A: The Centers for Disease Control and Prevention last week published new data on the risks of hospitalization and death from Covid-19 among people who are unvaccinated and vaccinated, with or without booster doses. The figures confirm that booster doses are most beneficial to older adults. The numbers for younger Americans are less compelling. In younger people, vaccination itself decreases the risk of hospitalization and death so sharply that a booster shot did not seem to add much benefit.
Several recent studies have found that parts of the immune system remain strongly protective against severe illness and death in most people, even without booster shots, even after Omicron’s appearance. “I do not think these data support a universal booster rollout for everyone,” said Dr. Celine Gounder, an infectious disease expert and epidemiologist at Kaiser Health News. Instead, boosters seem most essential for older adults, she said, and those who have certain immune conditions or live in long-term care facilities. In younger Americans, it may have made sense to make boosters available to those with certain medical risks instead of everyone, she said.
“The effect of the booster can be seen in the data sets, but it’s far smaller than the effect of vaccination compared to not,” said John Moore, a virologist at Weill Cornell Medicine in New York. “The real problem is the carnage among the unvaccinated.”
470. A congressional commission is proposed to examine the pandemic.
Q: Will we ever be able to examine our responses to Covid to prevent its recurrence?
A: When compared to other major catastrophes in the United States, the coronavirus-19 pandemic is high in its impact on the citizens, the economy, and the politics of the nation. Even in our divided politics, a broad and bipartisan group of senators is coalescing around legislation to create a high-level independent commission, modeled after the one that examined the Sept. 11 attacks, with broad powers to investigate the origins of the coronavirus pandemic and the responses across the Trump and Biden administrations.
A plan proposed by the top Democrat and Republican on the Senate Health Committee — Senators Patty Murray of Washington and Richard M. Burr of North Carolina — a 12-member panel would be created. It would have subpoena power to “get a full accounting of what went wrong during this pandemic,” Ms. Murray said in an interview. It would make recommendations for the future. In interviews last week, more than a dozen senators from both parties embraced the idea, and none raised any substantive objections.
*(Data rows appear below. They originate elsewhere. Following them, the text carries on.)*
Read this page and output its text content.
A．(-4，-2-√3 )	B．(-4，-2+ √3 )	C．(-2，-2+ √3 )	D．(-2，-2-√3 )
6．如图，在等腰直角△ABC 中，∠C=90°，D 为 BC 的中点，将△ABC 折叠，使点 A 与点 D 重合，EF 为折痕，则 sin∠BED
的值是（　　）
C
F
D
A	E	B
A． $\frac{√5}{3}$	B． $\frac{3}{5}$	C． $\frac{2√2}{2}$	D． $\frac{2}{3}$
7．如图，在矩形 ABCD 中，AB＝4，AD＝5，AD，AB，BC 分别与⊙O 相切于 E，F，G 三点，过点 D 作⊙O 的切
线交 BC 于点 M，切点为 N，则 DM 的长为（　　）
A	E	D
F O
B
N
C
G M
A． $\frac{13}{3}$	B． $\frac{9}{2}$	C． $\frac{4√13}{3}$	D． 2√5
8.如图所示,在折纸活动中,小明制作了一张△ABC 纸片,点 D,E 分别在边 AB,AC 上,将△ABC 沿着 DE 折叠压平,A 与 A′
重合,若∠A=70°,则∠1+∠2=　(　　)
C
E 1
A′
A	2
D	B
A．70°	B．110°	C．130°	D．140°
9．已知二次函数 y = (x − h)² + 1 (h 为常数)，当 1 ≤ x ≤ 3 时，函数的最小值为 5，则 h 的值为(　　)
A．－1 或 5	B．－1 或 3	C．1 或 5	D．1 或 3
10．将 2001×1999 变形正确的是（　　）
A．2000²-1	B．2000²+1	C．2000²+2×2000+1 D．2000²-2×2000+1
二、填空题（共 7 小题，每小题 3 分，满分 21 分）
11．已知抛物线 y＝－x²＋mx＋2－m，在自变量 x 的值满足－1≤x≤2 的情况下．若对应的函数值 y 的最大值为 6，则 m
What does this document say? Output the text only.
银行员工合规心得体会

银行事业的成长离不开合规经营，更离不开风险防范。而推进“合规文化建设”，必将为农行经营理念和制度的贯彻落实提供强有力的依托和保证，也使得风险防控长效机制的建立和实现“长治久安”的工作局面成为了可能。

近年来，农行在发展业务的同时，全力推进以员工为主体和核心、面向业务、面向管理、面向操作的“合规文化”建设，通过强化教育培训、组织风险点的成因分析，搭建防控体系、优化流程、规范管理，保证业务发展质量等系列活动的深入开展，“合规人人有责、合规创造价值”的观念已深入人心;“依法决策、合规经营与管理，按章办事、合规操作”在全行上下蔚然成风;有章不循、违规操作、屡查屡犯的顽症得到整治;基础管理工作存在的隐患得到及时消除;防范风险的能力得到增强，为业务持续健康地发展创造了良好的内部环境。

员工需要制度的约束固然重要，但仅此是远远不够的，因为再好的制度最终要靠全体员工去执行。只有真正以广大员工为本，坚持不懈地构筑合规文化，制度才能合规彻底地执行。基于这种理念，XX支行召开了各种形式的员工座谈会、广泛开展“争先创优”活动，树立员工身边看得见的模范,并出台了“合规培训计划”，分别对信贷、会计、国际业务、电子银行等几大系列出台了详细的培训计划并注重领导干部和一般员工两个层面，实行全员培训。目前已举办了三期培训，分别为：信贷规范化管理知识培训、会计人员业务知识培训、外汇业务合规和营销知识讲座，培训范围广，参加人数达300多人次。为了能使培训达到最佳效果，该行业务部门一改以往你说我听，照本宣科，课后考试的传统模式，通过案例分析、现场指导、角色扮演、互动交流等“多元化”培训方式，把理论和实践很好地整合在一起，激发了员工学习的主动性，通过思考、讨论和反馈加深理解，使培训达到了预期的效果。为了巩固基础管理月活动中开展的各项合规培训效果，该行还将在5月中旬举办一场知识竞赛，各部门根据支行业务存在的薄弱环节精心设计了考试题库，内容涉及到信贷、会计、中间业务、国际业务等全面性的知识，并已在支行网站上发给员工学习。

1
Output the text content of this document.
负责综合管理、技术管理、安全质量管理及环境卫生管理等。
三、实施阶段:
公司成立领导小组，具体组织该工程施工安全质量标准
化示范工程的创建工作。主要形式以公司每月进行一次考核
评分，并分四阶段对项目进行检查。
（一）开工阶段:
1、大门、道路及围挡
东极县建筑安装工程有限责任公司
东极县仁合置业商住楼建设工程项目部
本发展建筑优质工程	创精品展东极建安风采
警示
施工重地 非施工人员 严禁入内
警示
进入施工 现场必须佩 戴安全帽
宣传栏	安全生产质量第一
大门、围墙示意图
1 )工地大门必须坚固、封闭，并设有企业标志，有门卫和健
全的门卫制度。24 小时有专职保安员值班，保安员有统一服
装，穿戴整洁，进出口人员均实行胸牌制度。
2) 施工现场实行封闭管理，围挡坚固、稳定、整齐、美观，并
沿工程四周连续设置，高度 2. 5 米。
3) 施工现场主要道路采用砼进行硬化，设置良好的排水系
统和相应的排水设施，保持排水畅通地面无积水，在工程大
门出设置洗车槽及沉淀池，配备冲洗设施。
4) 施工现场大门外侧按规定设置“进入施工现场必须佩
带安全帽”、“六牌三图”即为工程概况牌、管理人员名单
Covid-19 victims and their families, many of whom support the idea of a commission are eager for the kind of airing of grievances that the Sept. 11 panel provided the victims of the terrorist attacks two decades ago. Most officials speaking publicly predict that even if approved and signed into law, bickering and partisanship would likely interfere, but such an effort may well provide beneficial information.